We fixed it all and published the result in 2009, along with several other groups drawing similar conclusions, it was clear we would have to limit all CO₂ emissions, including those from deforestation and not just from fossil fuels, to around a trillion tonnes of carbon to limit warming to 2°C. And that remains the estimate today – although we continue to eat into this total budget every year that emissions continue.

That wasn’t because these early groups were particularly clever or foresighted. It’s because the problem turned out to be simple. The best thing about studying how global temperatures react to greenhouse gas emissions has been how few surprises there have ever been. Global temperatures continue to rise decade after decade. predicted back in the late 1970s.

And the simplicity of that response must be a factor in how conversations at the UN’s annual climate summit have moved on. In 2003, when I attended COP10, I saw smartly dressed young Americans walking around in pairs, handing out leaflets that explained how coal was the future fuel and the lack of evidence for human influence.

The world has changed and I wonder how many of those young men (they were all male) were at COP26 as chief sustainability officers for major multi-national corporations or taking their daughters to Fridays For Future marches.

Our 2005 talk wasn’t particularly well received – “unhelpful” is the word I remember. This is perhaps unsurprising since the title of the conference was “Stabilisation 2005”, and we were grumbling that stabilisation targets were beside the point.

Cumulative emissions since pre-industrial had just passed half a trillion tonnes at the time, so people were concerned the message seemed to be: “Relax, we’re only half-way there.” Well, we’re now over two-thirds of the way.

Reasonable odds of 2°C

But if (and it’s a big if) countries manage to honour the pledges they’ve made since Paris, most importantly China’s declaration of carbon neutrality by 2060 and India’s net zero by 2070, even if serious global reductions don’t start until after 2030, we would (just) save the trillionth tonne of carbon.

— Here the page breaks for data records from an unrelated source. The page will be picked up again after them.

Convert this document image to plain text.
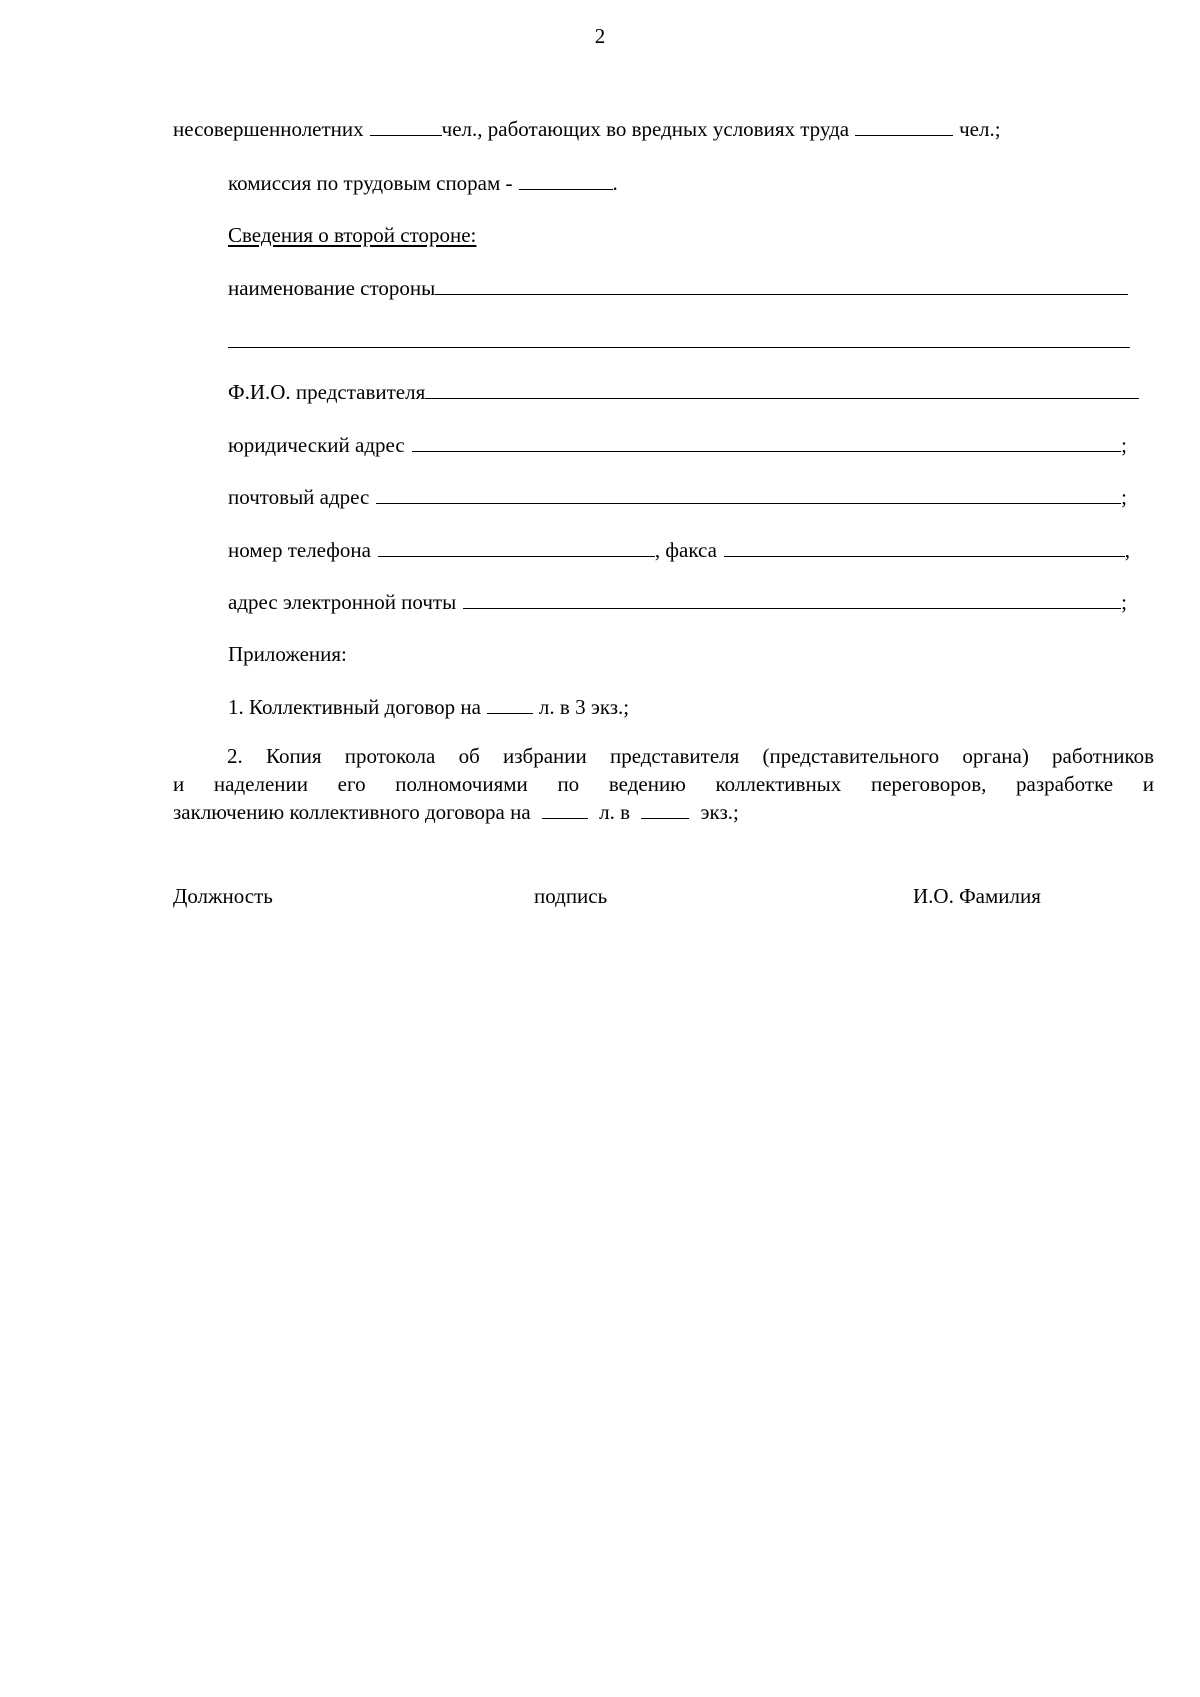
2
несовершеннолетних	чел., работающих во вредных условиях труда	чел.;
комиссия по трудовым спорам -	.
Сведения о второй стороне:
наименование стороны
Ф.И.О. представителя
юридический адрес	;
почтовый адрес	;
номер телефона	, факса	,
адрес электронной почты	;
Приложения:
1. Коллективный договор на	л. в 3 экз.;
2. Копия протокола об избрании представителя (представительного органа) работников
и наделении его полномочиями по ведению коллективных переговоров, разработке и
заключению коллективного договора на	л. в	экз.;
Должность	подпись	И.О. Фамилия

This would give us, depending on what happens to other emissions, reasonable odds of limiting global warming to 2°C. Talking at COP18 Doha 2012 (the next COP where the idea of net Zero was still a bit radical), it was clear that I didn’t expect to be able in 2021 to write that.

Of course, it’s not enough, because while global temperatures have responded to emissions pretty much as expected, the climate impacts associated with even today’s level of warming, as we pass 1.2°C, have proved much worse than we would have predicted back in 2005. These were the unexpected surprises.

Small town in flooded valley

Floods, heatwaves or other extreme weather conditions that are related to climate are more dangerous than anticipated.
Nick_ Raille_07 / shutterstock

So the world decided in Paris in 2015 that 2°C was clearly not “safe”, and we should aim instead to limit warming to 1.5°C. That is where the Glasgow agreement falls short.

We have made progress in acknowledging where we want to get to, not how we’re going to get there, still less actual evidence we have started. Nations could only agree to “phase down”, not “phase out”, the use of unabated coal power and inefficient fossil fuel subsidies. That’s an agreement to slow, not stop.

At the very least, they agreed to mention fossil-fuels in a UN climate deal for the first. The industry is making new records at a moment when it is doing well. profitsIt must be brought in (kicking and screaming) to the tent to play its part. solutionIt should not be restricted to selling the product that is causing problems, nor should it be subsidised.

Early reductions are important because carbon dioxide builds up in the climate system. It’s just like the braking distance: the sooner you hit the brakes (slow global warming), the shorter your stopping distance (lower peak warming). And we don’t even know how well the brakes work.

The greatest uncertainty of all, and one they don’t talk about much in COP meetings, is that until we actually start to reduce global emissions, we won’t find out how hard – or easy – it will be. Transitions are often not as easy once we get started. expensive or traumatic as feared. We might be again surprised.